For summarizing or extracting unstructured text (`web_extract action=summarize` or `action=adhoc`), the scraper employs a tiered fallback adapter system:
- **Primary**: Pi's host model (`ctx.model`).
- **Secondary**: Peer-optional `@earendil-works/pi-ai` adapter (lazy-loaded and auto-registered with priority 30) using custom configs (`piAiProvider`/`piAiModel`).
- **Fallback**: The cross-extension `pi:model-adapter/*` event-bus registry.

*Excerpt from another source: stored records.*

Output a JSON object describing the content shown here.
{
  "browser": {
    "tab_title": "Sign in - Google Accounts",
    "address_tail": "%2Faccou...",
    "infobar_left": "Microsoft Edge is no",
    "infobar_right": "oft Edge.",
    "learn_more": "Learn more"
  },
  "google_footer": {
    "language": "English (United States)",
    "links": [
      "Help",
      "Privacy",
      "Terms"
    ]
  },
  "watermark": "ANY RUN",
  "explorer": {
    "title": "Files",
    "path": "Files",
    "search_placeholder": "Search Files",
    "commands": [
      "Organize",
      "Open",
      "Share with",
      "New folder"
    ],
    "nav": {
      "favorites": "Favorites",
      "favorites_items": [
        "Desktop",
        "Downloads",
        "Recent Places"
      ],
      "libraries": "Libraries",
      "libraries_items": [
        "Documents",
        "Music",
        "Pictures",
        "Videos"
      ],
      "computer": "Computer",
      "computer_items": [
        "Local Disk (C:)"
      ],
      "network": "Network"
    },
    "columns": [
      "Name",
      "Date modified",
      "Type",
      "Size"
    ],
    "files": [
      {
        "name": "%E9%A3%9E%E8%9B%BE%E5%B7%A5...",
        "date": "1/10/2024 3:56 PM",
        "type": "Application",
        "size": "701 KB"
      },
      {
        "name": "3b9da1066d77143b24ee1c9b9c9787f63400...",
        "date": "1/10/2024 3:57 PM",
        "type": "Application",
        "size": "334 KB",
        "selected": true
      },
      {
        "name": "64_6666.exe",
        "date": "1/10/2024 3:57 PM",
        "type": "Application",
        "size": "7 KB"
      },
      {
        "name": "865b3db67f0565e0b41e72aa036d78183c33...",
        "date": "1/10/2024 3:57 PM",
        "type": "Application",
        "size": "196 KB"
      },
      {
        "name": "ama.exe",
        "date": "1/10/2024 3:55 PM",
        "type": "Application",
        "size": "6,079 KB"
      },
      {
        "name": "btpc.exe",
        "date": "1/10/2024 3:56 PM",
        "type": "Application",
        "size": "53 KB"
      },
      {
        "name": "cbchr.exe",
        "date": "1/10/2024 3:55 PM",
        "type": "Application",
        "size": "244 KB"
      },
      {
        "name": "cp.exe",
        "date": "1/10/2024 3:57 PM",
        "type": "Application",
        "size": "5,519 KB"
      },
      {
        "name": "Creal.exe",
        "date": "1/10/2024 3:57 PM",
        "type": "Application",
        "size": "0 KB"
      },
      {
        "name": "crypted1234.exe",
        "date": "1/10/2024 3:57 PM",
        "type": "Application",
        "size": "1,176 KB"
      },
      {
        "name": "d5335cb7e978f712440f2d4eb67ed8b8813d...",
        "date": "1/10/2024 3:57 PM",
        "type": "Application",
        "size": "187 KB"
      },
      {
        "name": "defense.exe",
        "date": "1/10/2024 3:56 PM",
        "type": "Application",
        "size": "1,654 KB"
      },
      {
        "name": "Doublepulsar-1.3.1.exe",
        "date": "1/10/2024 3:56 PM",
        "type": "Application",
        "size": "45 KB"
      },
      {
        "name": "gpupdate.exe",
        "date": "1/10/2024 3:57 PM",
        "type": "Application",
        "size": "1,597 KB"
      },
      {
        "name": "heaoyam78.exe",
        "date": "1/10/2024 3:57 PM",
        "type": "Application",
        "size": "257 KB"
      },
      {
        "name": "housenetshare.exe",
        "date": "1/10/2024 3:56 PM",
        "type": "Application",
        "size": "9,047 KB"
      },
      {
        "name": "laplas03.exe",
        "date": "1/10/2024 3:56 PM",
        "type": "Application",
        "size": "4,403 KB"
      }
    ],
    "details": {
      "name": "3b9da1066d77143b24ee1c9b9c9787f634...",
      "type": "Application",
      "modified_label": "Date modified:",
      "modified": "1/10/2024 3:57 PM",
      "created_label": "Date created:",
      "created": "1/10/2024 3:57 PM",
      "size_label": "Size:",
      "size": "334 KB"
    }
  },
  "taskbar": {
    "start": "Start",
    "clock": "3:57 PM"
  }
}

This peer-optional design ensures users without custom LLM setups do not need to install heavy AI dependencies.

## Rules

- **Prefer vertical > pattern > css-extract > selector > adhoc LLM.** Use the cheapest extraction that works.
- Vertical calls use `action=vertical extractor=<name>`; do not put extractor names such as `huggingface_model` in `action`.
- For structured data from known layouts, use `css-extract` or `xpath-extract` with a `selectors` map.
- For text with predictable patterns (emails, phone numbers, IDs), use `regex-extract`.
- For open-ended content relevance, use `cosine` with a natural language query (pure TS, no LLM needed).
- Vertical extractors default to API/direct HTTP paths because they are faster and more reliable. Use `mode=browser` only as an explicit CloakBrowser fallback; it pre-renders the page, then supplies that rendered page to extractors that call `fetchPage`.
- Pattern mode is deterministic and works offline (no LLM needed).
- Selector mode can target CSS classes (`.card`), IDs (`#price`), tags/attributes (`img[src]`, `a[href]`), or XPath; use pattern/excerpts when matching actual visible text.
- Selector mode supports adaptive fallback: if a saved selector fails, it tries fingerprint-based relocation; if that also fails, it falls back to text-anchor healing (parsing the selector for tag/class/id signals and matching semantic neighbors).
- For images/files, first extract the URL with selector/pattern, then call `web_scrape saveToFile=true` to download.
- Adhoc mode requires a model adapter (Pi host model or registered adapter).
- **Source grounding**: `action=adhoc` automatically post-processes LLM output to locate each extracted string value in the cleaned source text, returning `grounded[]` with `{field, value, sourceSpan: {start, end}}` for verifiable fields and `sourceSpan: null` for unverifiable ones.

## When to switch tools

- **Fields are behind a login or a click** (form, multi-step flow)? → authenticate with [`web_browser`](web_browser.md), then `web_extract mode=browser` with the **same `sessionId`** to extract the gated page (shared browser context).
- **Want the whole page**, not specific fields? → [`web_scrape`](web_scrape.md).
- **Same shape across many pages of a site**? → [`web_crawl`](web_crawl.md) (add `extract=api-surface` for docs). **Many independent URLs?** → [`web_batch`](web_batch.md).